Question about two-variable function

[Zula110100100]

If I have X(a,t) = .5at² and a and t were both functions of F
a(F) = F-g
t(F) = gT/F

and I wanted to know how much X changes with respect to F, how would I do that?

 

[grzz]

Are g and T constant?

 

[Zula110100100]

yes, they are

 

[grzz]

First step substitute (F - g) for a and gT/F for t to get x in terms of F and the constants.

 

[Zula110100100]

Oh, so is this right?

x(F)= g²T²/2F - g³T²/2F²
x(F) = g²T²/2(F^-1-gF^-2)
x'(F) = g²T²/2(-F^-2+2gF^-3)

 

[grzz]

x(F)= g²T²/2F - g³T²/2F²
QUOTE]

It is better if one leaves the two terms separate as above.

 

[Zula110100100]

Okay, so
x(F) = g²T²/2F - g³T²/2F²
x'(F) = -g²T²/2F² + g³T²/F³

That is correct?

 

[grzz]

I would have a line showing

\frac{g^{2}T^{2}F^{-1}}{2} - \frac{g^{3}T^{2}F^{-2}}{2}

 

[grzz]

Your differentiation is correct.

 

[Zula110100100]

Right, that is before taking the derivative?

I am not sure if I need to take the derivative now, so I guess let me lay it on ya

gT = Ft
gX = Fx

a = F-g
t = gT/F

x = 1/2at²
x = g²T²F^-1/2 - g³T²F^-2/2

If I am trying to find F for a given g, X, and T

I could just put x = gX/F in for x and get

gF^-1X = g²T²F^-1/2 - g³T²F^-2/2
divide by gF^-1
gives me
X=gT²/2 - g²T²F^-1/2
multiply by F and rearrange a bit to get
gT²F/2 - FX = g²T²/2

pull out F for F((gT²-2X)/2) = g²T²/2

divide for

F = g²T²/(gT²-2X)

Any of that look right?

 

[grzz]

I do not know what you are doing now.

Your final line x'(F) = -g2T2/2F2 + g3T2/F3

was ok. That is you were asked to find dX/dF and you found it because your differentiation was ok.

 

[Zula110100100]

Right, the last post was not using the derivative, I might not need to.

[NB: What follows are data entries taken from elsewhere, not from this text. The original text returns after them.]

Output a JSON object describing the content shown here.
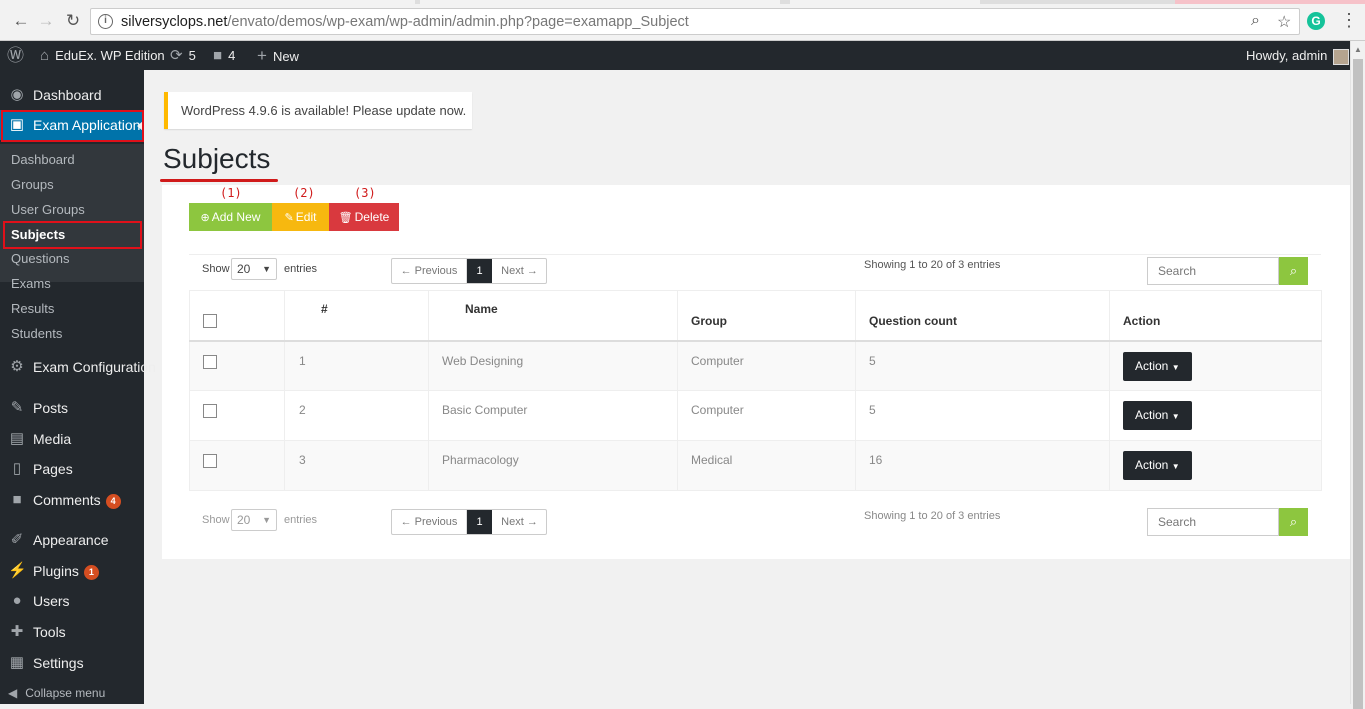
{
  "browser": {
    "url_host": "silversyclops.net",
    "url_path": "/envato/demos/wp-exam/wp-admin/admin.php?page=examapp_Subject"
  },
  "adminbar": {
    "site_name": "EduEx. WP Edition",
    "updates_count": "5",
    "comments_count": "4",
    "new_label": "New",
    "howdy": "Howdy, admin"
  },
  "sidebar": {
    "dashboard": "Dashboard",
    "exam_application": "Exam Application",
    "submenu": [
      "Dashboard",
      "Groups",
      "User Groups",
      "Subjects",
      "Questions",
      "Exams",
      "Results",
      "Students"
    ],
    "exam_configuration": "Exam Configuration",
    "posts": "Posts",
    "media": "Media",
    "pages": "Pages",
    "comments": "Comments",
    "comments_badge": "4",
    "appearance": "Appearance",
    "plugins": "Plugins",
    "plugins_badge": "1",
    "users": "Users",
    "tools": "Tools",
    "settings": "Settings",
    "collapse": "Collapse menu"
  },
  "notice": "WordPress 4.9.6 is available! Please update now.",
  "page_title": "Subjects",
  "annotations": [
    "(1)",
    "(2)",
    "(3)"
  ],
  "toolbar": {
    "add_new": "Add New",
    "edit": "Edit",
    "delete": "Delete"
  },
  "controls": {
    "show_label": "Show",
    "page_size": "20",
    "entries_label": "entries",
    "prev": "← Previous",
    "page": "1",
    "next": "Next →",
    "showing": "Showing 1 to 20 of 3 entries",
    "search_placeholder": "Search"
  },
  "table": {
    "headers": [
      "#",
      "Name",
      "Group",
      "Question count",
      "Action"
    ],
    "rows": [
      {
        "num": "1",
        "name": "Web Designing",
        "group": "Computer",
        "count": "5",
        "action": "Action"
      },
      {
        "num": "2",
        "name": "Basic Computer",
        "group": "Computer",
        "count": "5",
        "action": "Action"
      },
      {
        "num": "3",
        "name": "Pharmacology",
        "group": "Medical",
        "count": "16",
        "action": "Action"
      }
    ]
  },
  "colors": {
    "active_menu": "#0073aa",
    "add_new": "#8dc63f",
    "edit": "#f7b80f",
    "delete": "#d9393e",
    "highlight": "#e0101a"
  }
}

If the non-differentiated version is correct, and i know the equation
gX = Fx
can I not solve for x = gX/F
substitute that back into the equation I had gotten for x(F), and then I have F in terms of only g, X, and T, getting rid of x and t?

The resultant equation should be correct to give me F for a given g, X and T, right?

 

[grzz]

From where did you get gX = Fx?

 

[Zula110100100]

Right, so what I am looking at here is g = gravity, X is the total displacement, F is a force that is greater than and opposite to gravity, and x is a distance less than X, at s=0 the velocity is 0 and s=X the velocity is 0, so the potential energy given by gX must equal the energy put into the system Fx

Or to keep this as he math sub-forum, it is a given from post#10

 

[grzz]

Energy put in system will be given by Fx ONLY if F is constant and if F is in the same direction of the displacement x.

 

[Zula110100100]

Which they both indeed are

 

[Zula110100100]

A constant force F whose magnitude is greater than that of gravity, is working against gravity to give a displacement of x, it gains (F-g)x kinetic energy, and gx potential energy is put into the system. At that point F drops to 0, so the system's energy remains constant, it's kinetic energy is put into potential energy by gravity until KE reaches 0, and (F-g)x+gx = gX which reduces to Fx = gX

 

[grzz]

It is getting rather late over here...Sorry.